The Philippine Insurance Commission (IC) has placed Forticare Health Systems International Inc under conservatorship due to the company’s failure to comply with regulatory requirements.
The IC announced that this measure would allow the regulator to oversee the management of the health maintenance organisation (HMO) until its financial health can be re-established.
In a statement, IC Commissioner Reynaldo Regalado confirmed the action, highlighting that Forticare has not met the necessary minimum capitalisation and financial capacity standards. As a result, the company has been ordered to halt all HMO-related business activities.
The IC did not disclose the specific financial shortcomings that led to this decision. However, under existing regulations, the commission can place an HMO under conservatorship if the company shows a continuous inability or unwillingness to meet its obligations to policyholders.
Recent data from the IC showed that Forticare posted a net loss of under PHP10,000 during the first quarter of 2024. During the same period, the company’s healthcare benefits and claims totalled PHP1.67 million. Forticare’s total assets were reported at PHP116.18 million, and its capital stock was at PHP104.2 million, which is significantly above the minimum requirement of PHP10 million.
Forticare, established in 2019, is registered with the Securities and Exchange Commission and the Bureau of Internal Revenue.
The cease and desist order against Forticare follows the IC’s decision to place Carehealth Plus Systems International Inc (Carehealth) under receivership, effective June 27.
This move follows the guidelines set out in Executive Order No. 192 s. 2015 and IC Circular Letter No. 2019-35, which regulate HMOs.
Attorney Erwin C. Onglengco has been appointed as Carehealth’s receiver.
According to Onglengco’s evaluation, Carehealth is dealing with significant liquidity problems, which have caused delays in fulfilling its financial commitments. As a result, the IC has suspended all claim payments as of June 27.
The IC’s directives include halting all actions or proceedings to enforce claims against Carehealth, prohibiting the disposal of assets without approval except in the ordinary course of business, and suspending the payment of liabilities except for necessary administrative expenses.
Additionally, the commission has halted the initiation of legal actions against Carehealth to avoid unnecessary litigation costs.

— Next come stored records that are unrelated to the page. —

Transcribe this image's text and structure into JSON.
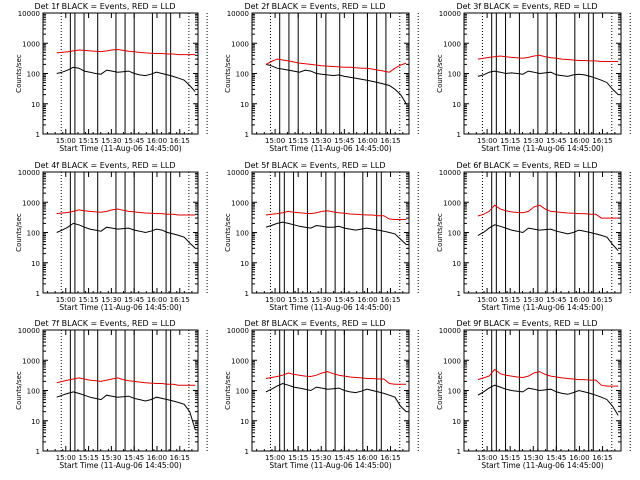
{
  "chart_data": [
    {
      "type": "line",
      "title": "Det 1f BLACK = Events, RED = LLD",
      "xlabel": "Start Time (11-Aug-06 14:45:00)",
      "ylabel": "Counts/sec",
      "x_tick_labels": [
        "15:00",
        "15:15",
        "15:30",
        "15:45",
        "16:00",
        "16:15"
      ],
      "y_tick_labels": [
        "1",
        "10",
        "100",
        "1000",
        "10000"
      ],
      "ylim": [
        1,
        10000
      ],
      "yscale": "log",
      "series": [
        {
          "name": "BLACK = Events",
          "color": "#000000",
          "y": [
            100,
            110,
            130,
            160,
            150,
            120,
            110,
            100,
            95,
            130,
            120,
            110,
            115,
            120,
            100,
            90,
            85,
            95,
            110,
            100,
            90,
            80,
            70,
            60,
            40,
            25
          ]
        },
        {
          "name": "RED = LLD",
          "color": "#e00000",
          "y": [
            480,
            500,
            520,
            560,
            600,
            580,
            560,
            540,
            530,
            560,
            600,
            620,
            580,
            540,
            520,
            500,
            480,
            470,
            460,
            460,
            440,
            440,
            420,
            420,
            420,
            420
          ]
        }
      ],
      "event_lines": [
        15.05,
        15.1,
        15.2,
        15.35,
        15.55,
        15.65,
        15.75,
        15.95,
        16.1,
        16.15
      ],
      "dotted_lines": [
        14.95,
        16.35,
        16.55
      ]
    },
    {
      "type": "line",
      "title": "Det 2f BLACK = Events, RED = LLD",
      "xlabel": "Start Time (11-Aug-06 14:45:00)",
      "ylabel": "Counts/sec",
      "x_tick_labels": [
        "15:00",
        "15:15",
        "15:30",
        "15:45",
        "16:00",
        "16:15"
      ],
      "y_tick_labels": [
        "1",
        "10",
        "100",
        "1000",
        "10000"
      ],
      "ylim": [
        1,
        10000
      ],
      "yscale": "log",
      "series": [
        {
          "name": "BLACK = Events",
          "color": "#000000",
          "y": [
            200,
            180,
            150,
            140,
            130,
            120,
            110,
            130,
            120,
            100,
            95,
            90,
            85,
            90,
            80,
            75,
            70,
            65,
            60,
            55,
            50,
            45,
            40,
            30,
            20,
            10
          ]
        },
        {
          "name": "RED = LLD",
          "color": "#e00000",
          "y": [
            200,
            250,
            300,
            280,
            260,
            240,
            220,
            210,
            200,
            190,
            180,
            175,
            170,
            165,
            160,
            160,
            155,
            150,
            150,
            140,
            130,
            120,
            110,
            150,
            190,
            220
          ]
        }
      ],
      "event_lines": [
        15.05,
        15.15,
        15.25,
        15.45,
        15.55,
        15.7,
        15.85,
        16.0,
        16.1,
        16.2
      ],
      "dotted_lines": [
        14.95,
        16.35,
        16.55
      ]
    },
    {
      "type": "line",
      "title": "Det 3f BLACK = Events, RED = LLD",
      "xlabel": "Start Time (11-Aug-06 14:45:00)",
      "ylabel": "Counts/sec",
      "x_tick_labels": [
        "15:00",
        "15:15",
        "15:30",
        "15:45",
        "16:00",
        "16:15"
      ],
      "y_tick_labels": [
        "1",
        "10",
        "100",
        "1000",
        "10000"
      ],
      "ylim": [
        1,
        10000
      ],
      "yscale": "log",
      "series": [
        {
          "name": "BLACK = Events",
          "color": "#000000",
          "y": [
            80,
            90,
            110,
            120,
            110,
            100,
            105,
            100,
            95,
            120,
            110,
            100,
            105,
            110,
            90,
            85,
            80,
            90,
            95,
            90,
            80,
            70,
            60,
            50,
            30,
            20
          ]
        },
        {
          "name": "RED = LLD",
          "color": "#e00000",
          "y": [
            300,
            320,
            340,
            360,
            380,
            360,
            340,
            330,
            320,
            340,
            380,
            400,
            360,
            330,
            320,
            300,
            290,
            280,
            270,
            270,
            260,
            260,
            250,
            250,
            250,
            250
          ]
        }
      ],
      "event_lines": [
        15.05,
        15.1,
        15.2,
        15.35,
        15.55,
        15.65,
        15.75,
        15.95,
        16.1,
        16.15
      ],
      "dotted_lines": [
        14.95,
        16.35,
        16.55
      ]
    },
    {
      "type": "line",
      "title": "Det 4f BLACK = Events, RED = LLD",
      "xlabel": "Start Time (11-Aug-06 14:45:00)",
      "ylabel": "Counts/sec",
      "x_tick_labels": [
        "15:00",
        "15:15",
        "15:30",
        "15:45",
        "16:00",
        "16:15"
      ],
      "y_tick_labels": [
        "1",
        "10",
        "100",
        "1000",
        "10000"
      ],
      "ylim": [
        1,
        10000
      ],
      "yscale": "log",
      "series": [
        {
          "name": "BLACK = Events",
          "color": "#000000",
          "y": [
            100,
            120,
            150,
            200,
            180,
            150,
            130,
            120,
            110,
            150,
            140,
            130,
            135,
            140,
            120,
            110,
            100,
            110,
            130,
            120,
            100,
            90,
            80,
            70,
            45,
            30
          ]
        },
        {
          "name": "RED = LLD",
          "color": "#e00000",
          "y": [
            420,
            440,
            460,
            500,
            560,
            520,
            500,
            480,
            470,
            500,
            560,
            600,
            540,
            500,
            480,
            460,
            440,
            430,
            420,
            420,
            400,
            400,
            380,
            380,
            380,
            380
          ]
        }
      ],
      "event_lines": [
        15.05,
        15.1,
        15.2,
        15.35,
        15.55,
        15.65,
        15.75,
        15.95,
        16.1,
        16.15
      ],
      "dotted_lines": [
        14.95,
        16.35,
        16.55
      ]
    },
    {
      "type": "line",
      "title": "Det 5f BLACK = Events, RED = LLD",
      "xlabel": "Start Time (11-Aug-06 14:45:00)",
      "ylabel": "Counts/sec",
      "x_tick_labels": [
        "15:00",
        "15:15",
        "15:30",
        "15:45",
        "16:00",
        "16:15"
      ],
      "y_tick_labels": [
        "1",
        "10",
        "100",
        "1000",
        "10000"
      ],
      "ylim": [
        1,
        10000
      ],
      "yscale": "log",
      "series": [
        {
          "name": "BLACK = Events",
          "color": "#000000",
          "y": [
            150,
            170,
            200,
            220,
            200,
            180,
            160,
            150,
            140,
            170,
            160,
            150,
            150,
            160,
            140,
            130,
            120,
            130,
            140,
            130,
            120,
            110,
            100,
            90,
            60,
            40
          ]
        },
        {
          "name": "RED = LLD",
          "color": "#e00000",
          "y": [
            380,
            400,
            420,
            450,
            500,
            470,
            450,
            430,
            420,
            450,
            500,
            520,
            480,
            450,
            430,
            410,
            400,
            390,
            380,
            380,
            360,
            360,
            280,
            270,
            270,
            270
          ]
        }
      ],
      "event_lines": [
        15.05,
        15.1,
        15.2,
        15.35,
        15.55,
        15.65,
        15.75,
        15.95,
        16.1,
        16.15
      ],
      "dotted_lines": [
        14.95,
        16.35,
        16.55
      ]
    },
    {
      "type": "line",
      "title": "Det 6f BLACK = Events, RED = LLD",
      "xlabel": "Start Time (11-Aug-06 14:45:00)",
      "ylabel": "Counts/sec",
      "x_tick_labels": [
        "15:00",
        "15:15",
        "15:30",
        "15:45",
        "16:00",
        "16:15"
      ],
      "y_tick_labels": [
        "1",
        "10",
        "100",
        "1000",
        "10000"
      ],
      "ylim": [
        1,
        10000
      ],
      "yscale": "log",
      "series": [
        {
          "name": "BLACK = Events",
          "color": "#000000",
          "y": [
            80,
            100,
            140,
            180,
            160,
            140,
            120,
            110,
            100,
            140,
            130,
            120,
            125,
            130,
            110,
            100,
            90,
            100,
            120,
            110,
            100,
            90,
            80,
            70,
            40,
            25
          ]
        },
        {
          "name": "RED = LLD",
          "color": "#e00000",
          "y": [
            350,
            400,
            500,
            800,
            600,
            520,
            480,
            460,
            450,
            500,
            700,
            800,
            600,
            500,
            480,
            460,
            440,
            430,
            420,
            420,
            400,
            400,
            300,
            300,
            300,
            300
          ]
        }
      ],
      "event_lines": [
        15.05,
        15.1,
        15.2,
        15.35,
        15.55,
        15.65,
        15.75,
        15.95,
        16.1,
        16.15
      ],
      "dotted_lines": [
        14.95,
        16.35,
        16.55
      ]
    },
    {
      "type": "line",
      "title": "Det 7f BLACK = Events, RED = LLD",
      "xlabel": "Start Time (11-Aug-06 14:45:00)",
      "ylabel": "Counts/sec",
      "x_tick_labels": [
        "15:00",
        "15:15",
        "15:30",
        "15:45",
        "16:00",
        "16:15"
      ],
      "y_tick_labels": [
        "1",
        "10",
        "100",
        "1000",
        "10000"
      ],
      "ylim": [
        1,
        10000
      ],
      "yscale": "log",
      "series": [
        {
          "name": "BLACK = Events",
          "color": "#000000",
          "y": [
            60,
            70,
            80,
            90,
            80,
            70,
            60,
            55,
            50,
            70,
            65,
            60,
            62,
            65,
            55,
            50,
            45,
            50,
            60,
            55,
            50,
            45,
            40,
            35,
            20,
            5
          ]
        },
        {
          "name": "RED = LLD",
          "color": "#e00000",
          "y": [
            180,
            200,
            220,
            240,
            260,
            240,
            220,
            210,
            200,
            220,
            240,
            260,
            230,
            210,
            200,
            190,
            180,
            175,
            170,
            170,
            160,
            160,
            150,
            150,
            150,
            150
          ]
        }
      ],
      "event_lines": [
        15.05,
        15.1,
        15.2,
        15.35,
        15.55,
        15.65,
        15.75,
        15.95,
        16.1,
        16.15
      ],
      "dotted_lines": [
        14.95,
        16.35,
        16.55
      ]
    },
    {
      "type": "line",
      "title": "Det 8f BLACK = Events, RED = LLD",
      "xlabel": "Start Time (11-Aug-06 14:45:00)",
      "ylabel": "Counts/sec",
      "x_tick_labels": [
        "15:00",
        "15:15",
        "15:30",
        "15:45",
        "16:00",
        "16:15"
      ],
      "y_tick_labels": [
        "1",
        "10",
        "100",
        "1000",
        "10000"
      ],
      "ylim": [
        1,
        10000
      ],
      "yscale": "log",
      "series": [
        {
          "name": "BLACK = Events",
          "color": "#000000",
          "y": [
            90,
            110,
            140,
            170,
            150,
            130,
            120,
            110,
            100,
            130,
            120,
            110,
            115,
            120,
            100,
            90,
            85,
            95,
            110,
            100,
            90,
            80,
            70,
            60,
            30,
            20
          ]
        },
        {
          "name": "RED = LLD",
          "color": "#e00000",
          "y": [
            250,
            270,
            290,
            320,
            380,
            340,
            320,
            300,
            290,
            320,
            380,
            420,
            360,
            320,
            300,
            280,
            270,
            260,
            250,
            250,
            240,
            240,
            170,
            160,
            160,
            160
          ]
        }
      ],
      "event_lines": [
        15.05,
        15.1,
        15.2,
        15.35,
        15.55,
        15.65,
        15.75,
        15.95,
        16.1,
        16.15
      ],
      "dotted_lines": [
        14.95,
        16.35,
        16.55
      ]
    },
    {
      "type": "line",
      "title": "Det 9f BLACK = Events, RED = LLD",
      "xlabel": "Start Time (11-Aug-06 14:45:00)",
      "ylabel": "Counts/sec",
      "x_tick_labels": [
        "15:00",
        "15:15",
        "15:30",
        "15:45",
        "16:00",
        "16:15"
      ],
      "y_tick_labels": [
        "1",
        "10",
        "100",
        "1000",
        "10000"
      ],
      "ylim": [
        1,
        10000
      ],
      "yscale": "log",
      "series": [
        {
          "name": "BLACK = Events",
          "color": "#000000",
          "y": [
            70,
            90,
            120,
            150,
            130,
            110,
            100,
            95,
            90,
            120,
            110,
            100,
            105,
            110,
            90,
            80,
            75,
            85,
            100,
            90,
            80,
            70,
            60,
            50,
            30,
            15
          ]
        },
        {
          "name": "RED = LLD",
          "color": "#e00000",
          "y": [
            230,
            260,
            300,
            500,
            360,
            320,
            300,
            280,
            270,
            300,
            380,
            420,
            340,
            300,
            280,
            260,
            250,
            240,
            230,
            230,
            220,
            220,
            150,
            140,
            140,
            140
          ]
        }
      ],
      "event_lines": [
        15.05,
        15.1,
        15.2,
        15.35,
        15.55,
        15.65,
        15.75,
        15.95,
        16.1,
        16.15
      ],
      "dotted_lines": [
        14.95,
        16.35,
        16.55
      ]
    }
  ]
}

The Stay Order aims to preserve Carehealth’s assets and protect its stakeholders. This order will be posted at the IC and at the entrance of Carehealth’s office and published in a newspaper of general circulation for three consecutive weeks, as mandated by Circular Letter No. 2016-34 dated June 21, 2016. The order will remain in effect until Carehealth’s liquidity is restored or the company enters liquidation.